Avoir des visages mignons dans son champ de vision accroît la concentration et aiguise les capacités motrices.
D’où vient notre conception du mignon ? La réponse à cette question est assez simple. La source originelle de toute chose mignonne se retrouve dans les pays, dans les villes, petites et grandes, dans les quartiers et derrière les portes du monde entier. L’archétype de la mignonnerie se trouve peut-être en ce moment même à côté de vous sans que vous en ayez conscience… Les yeux sombres de Soma Fugaki étincellent tandis qu’il scrute la foule présente à la soirée d’ouverture du Blossom Blast, une exposition féministe organisée à la UltraSuperNew Gallery du quartier branché de Harakuju, à Tokyo. Les verres se vident et se remplissent au rythme des pulsations de la musique. Mais Soma ne danse pas. Il ne se tient même pas debout. C’est un bébé. Il n’a que cinq mois et il se tord dans les bras de son père, Keigo, qui regarde le visage de son fils avec amour. « C’est mon portrait craché », se félicite Keigo. « On dirait moi en personnage de dessin animé… Il est tellement mignon. Je passe mon temps à le regarder, c’est dingue ce qu’il me ressemble. Il a mes traits, mais en plus exagérés : de plus grosses joues, de plus grands yeux. » Les bébés sont l’archétype du mignon. Ces deux caractéristiques – les joues rondes et les grands yeux – viennent tout droit du Kindchenschema (le « schéma du bébé ») de Konrad Lorenz.

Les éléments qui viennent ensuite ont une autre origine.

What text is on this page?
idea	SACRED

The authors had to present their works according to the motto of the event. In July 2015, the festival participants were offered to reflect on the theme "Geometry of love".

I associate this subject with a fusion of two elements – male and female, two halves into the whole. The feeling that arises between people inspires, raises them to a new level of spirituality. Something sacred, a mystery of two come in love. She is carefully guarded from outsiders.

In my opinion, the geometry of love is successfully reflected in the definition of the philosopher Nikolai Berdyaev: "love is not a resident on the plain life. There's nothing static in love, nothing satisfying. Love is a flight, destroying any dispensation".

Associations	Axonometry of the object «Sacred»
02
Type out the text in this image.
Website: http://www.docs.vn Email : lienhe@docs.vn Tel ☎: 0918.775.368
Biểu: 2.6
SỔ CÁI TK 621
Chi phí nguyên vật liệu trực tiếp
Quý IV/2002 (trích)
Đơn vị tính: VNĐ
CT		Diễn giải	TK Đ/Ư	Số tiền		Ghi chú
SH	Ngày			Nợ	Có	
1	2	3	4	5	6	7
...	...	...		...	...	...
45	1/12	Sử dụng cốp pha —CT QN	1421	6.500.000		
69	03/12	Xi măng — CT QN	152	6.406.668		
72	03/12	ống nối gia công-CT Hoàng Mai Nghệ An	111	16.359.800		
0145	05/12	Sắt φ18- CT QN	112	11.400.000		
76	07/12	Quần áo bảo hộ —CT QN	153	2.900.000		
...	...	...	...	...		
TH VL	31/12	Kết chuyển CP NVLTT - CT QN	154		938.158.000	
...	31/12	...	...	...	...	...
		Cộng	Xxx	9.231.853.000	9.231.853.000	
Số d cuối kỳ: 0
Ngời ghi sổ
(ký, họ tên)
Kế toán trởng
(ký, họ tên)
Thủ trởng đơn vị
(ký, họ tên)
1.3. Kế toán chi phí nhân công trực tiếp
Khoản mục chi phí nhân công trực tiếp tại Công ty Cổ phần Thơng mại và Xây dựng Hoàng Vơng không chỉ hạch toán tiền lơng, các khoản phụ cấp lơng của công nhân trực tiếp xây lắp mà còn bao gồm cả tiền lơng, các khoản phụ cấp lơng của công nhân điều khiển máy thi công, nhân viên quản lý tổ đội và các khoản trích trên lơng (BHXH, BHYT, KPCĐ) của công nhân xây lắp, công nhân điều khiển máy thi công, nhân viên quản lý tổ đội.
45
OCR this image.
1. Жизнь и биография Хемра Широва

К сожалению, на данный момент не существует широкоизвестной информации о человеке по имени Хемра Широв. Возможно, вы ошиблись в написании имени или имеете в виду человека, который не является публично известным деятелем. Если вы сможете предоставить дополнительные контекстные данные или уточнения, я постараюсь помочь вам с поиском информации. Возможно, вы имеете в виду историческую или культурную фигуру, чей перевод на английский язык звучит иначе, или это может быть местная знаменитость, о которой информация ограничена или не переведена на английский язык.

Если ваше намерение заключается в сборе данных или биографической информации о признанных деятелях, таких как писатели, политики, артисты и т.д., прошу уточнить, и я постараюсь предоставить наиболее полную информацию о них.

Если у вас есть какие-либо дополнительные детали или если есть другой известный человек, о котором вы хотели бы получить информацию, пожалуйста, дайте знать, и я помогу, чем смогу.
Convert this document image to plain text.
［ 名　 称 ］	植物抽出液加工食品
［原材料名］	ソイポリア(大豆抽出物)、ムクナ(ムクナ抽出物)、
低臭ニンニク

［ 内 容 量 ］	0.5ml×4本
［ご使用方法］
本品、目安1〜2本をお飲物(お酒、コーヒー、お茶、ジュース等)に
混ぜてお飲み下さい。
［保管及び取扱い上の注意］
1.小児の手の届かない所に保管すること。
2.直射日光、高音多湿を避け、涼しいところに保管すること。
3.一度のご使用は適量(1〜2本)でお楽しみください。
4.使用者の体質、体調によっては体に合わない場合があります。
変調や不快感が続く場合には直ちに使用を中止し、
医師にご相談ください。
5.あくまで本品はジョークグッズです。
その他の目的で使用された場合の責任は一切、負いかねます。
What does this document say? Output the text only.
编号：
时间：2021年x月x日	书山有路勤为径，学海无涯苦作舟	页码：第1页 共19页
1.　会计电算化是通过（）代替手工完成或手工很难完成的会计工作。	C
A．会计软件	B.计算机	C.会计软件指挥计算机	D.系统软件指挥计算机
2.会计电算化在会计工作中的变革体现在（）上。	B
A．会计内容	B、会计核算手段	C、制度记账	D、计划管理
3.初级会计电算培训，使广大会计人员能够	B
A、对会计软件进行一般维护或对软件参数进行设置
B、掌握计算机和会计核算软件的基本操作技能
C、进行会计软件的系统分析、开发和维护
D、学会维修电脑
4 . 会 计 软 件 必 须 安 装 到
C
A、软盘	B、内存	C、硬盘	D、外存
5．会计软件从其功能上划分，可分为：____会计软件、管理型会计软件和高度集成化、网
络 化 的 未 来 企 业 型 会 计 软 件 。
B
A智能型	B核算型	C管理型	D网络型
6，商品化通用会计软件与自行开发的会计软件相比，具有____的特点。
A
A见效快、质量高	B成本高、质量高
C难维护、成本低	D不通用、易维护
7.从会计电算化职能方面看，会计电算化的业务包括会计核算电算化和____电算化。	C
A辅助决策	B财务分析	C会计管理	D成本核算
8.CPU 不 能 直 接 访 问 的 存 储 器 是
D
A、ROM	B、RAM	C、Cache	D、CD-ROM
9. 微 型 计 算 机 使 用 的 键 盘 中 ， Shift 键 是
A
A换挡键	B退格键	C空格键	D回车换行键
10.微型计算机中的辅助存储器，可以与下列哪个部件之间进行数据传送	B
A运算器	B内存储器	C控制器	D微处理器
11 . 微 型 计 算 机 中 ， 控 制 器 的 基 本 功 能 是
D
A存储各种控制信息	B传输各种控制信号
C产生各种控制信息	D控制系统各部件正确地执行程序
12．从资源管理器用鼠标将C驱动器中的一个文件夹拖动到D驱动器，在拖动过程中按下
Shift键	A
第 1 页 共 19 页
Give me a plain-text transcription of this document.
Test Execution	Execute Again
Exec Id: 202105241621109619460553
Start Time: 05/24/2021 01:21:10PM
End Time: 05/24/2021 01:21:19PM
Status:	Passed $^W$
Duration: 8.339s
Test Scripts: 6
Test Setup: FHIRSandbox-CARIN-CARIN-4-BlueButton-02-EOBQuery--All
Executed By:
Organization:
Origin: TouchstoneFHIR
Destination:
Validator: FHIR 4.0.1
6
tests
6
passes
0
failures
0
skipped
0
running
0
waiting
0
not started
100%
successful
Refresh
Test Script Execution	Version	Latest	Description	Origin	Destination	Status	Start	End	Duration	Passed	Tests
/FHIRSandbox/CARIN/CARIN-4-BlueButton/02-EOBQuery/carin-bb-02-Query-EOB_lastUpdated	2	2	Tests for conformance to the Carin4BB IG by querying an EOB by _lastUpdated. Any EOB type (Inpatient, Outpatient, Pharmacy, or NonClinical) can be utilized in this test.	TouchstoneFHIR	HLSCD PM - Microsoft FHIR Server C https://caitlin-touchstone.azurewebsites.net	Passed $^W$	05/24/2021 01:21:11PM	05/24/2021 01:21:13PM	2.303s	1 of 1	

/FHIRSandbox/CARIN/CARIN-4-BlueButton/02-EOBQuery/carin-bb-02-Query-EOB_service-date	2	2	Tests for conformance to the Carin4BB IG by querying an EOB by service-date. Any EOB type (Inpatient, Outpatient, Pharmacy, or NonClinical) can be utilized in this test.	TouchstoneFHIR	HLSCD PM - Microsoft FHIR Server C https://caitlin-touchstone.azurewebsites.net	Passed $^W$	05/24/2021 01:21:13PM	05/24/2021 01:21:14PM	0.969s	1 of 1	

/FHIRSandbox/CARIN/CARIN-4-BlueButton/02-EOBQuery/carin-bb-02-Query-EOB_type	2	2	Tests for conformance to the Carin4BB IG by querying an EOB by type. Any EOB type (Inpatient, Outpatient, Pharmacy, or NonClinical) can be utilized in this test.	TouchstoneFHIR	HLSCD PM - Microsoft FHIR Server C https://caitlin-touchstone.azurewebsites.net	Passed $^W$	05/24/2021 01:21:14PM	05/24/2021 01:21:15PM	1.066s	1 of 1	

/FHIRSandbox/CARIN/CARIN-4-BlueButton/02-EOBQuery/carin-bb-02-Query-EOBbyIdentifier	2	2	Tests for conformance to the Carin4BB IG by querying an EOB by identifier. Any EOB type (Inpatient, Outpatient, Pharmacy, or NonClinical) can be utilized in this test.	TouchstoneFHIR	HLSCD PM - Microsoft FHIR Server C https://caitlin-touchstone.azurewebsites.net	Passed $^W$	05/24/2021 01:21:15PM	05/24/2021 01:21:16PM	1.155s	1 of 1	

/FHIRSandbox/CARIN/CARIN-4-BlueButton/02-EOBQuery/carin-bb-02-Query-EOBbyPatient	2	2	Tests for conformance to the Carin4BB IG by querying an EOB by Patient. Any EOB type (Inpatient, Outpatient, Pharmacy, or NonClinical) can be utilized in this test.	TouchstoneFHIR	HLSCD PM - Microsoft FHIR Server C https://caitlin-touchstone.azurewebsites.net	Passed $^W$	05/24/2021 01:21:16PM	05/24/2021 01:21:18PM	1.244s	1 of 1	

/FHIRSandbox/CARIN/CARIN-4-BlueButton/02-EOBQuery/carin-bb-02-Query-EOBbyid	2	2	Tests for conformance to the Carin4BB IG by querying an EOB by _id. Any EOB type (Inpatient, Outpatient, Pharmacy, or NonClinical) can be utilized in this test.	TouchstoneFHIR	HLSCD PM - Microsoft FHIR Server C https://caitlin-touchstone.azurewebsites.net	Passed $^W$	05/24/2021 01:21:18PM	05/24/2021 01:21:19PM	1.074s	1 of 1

En 1943, le scientifique a reçu le prix Nobel pour son étude sur les « mécanismes innés de déclenchement » qui provoquent l’affection et l’envie de prendre soin d’une chose : les joues rondes, de grands yeux placés bas sur le visage, un grand front, un petit nez et une petite mâchoire, des bras et des jambes potelés qui bougent maladroitement. Cela ne fonctionne pas que chez l’humain : les chiots, les canetons et d’autres jeunes animaux provoquent des réactions similaires. L’article de Lorenz constitue la clé de voûte des cute studies, mais il n’a pas suscité immédiatement l’attention de la communauté scientifique. Lorenz était en effet un psychologue nazi qui a longuement exploré dans ses travaux les théories eugénistes les plus répugnantes – ce qui montre bien, au passage, la part sombre qu’occulte le vernis du mignon. Pendant des décennies, les scientifiques se sont concentrés sur les perceptions et les pensées des bébés.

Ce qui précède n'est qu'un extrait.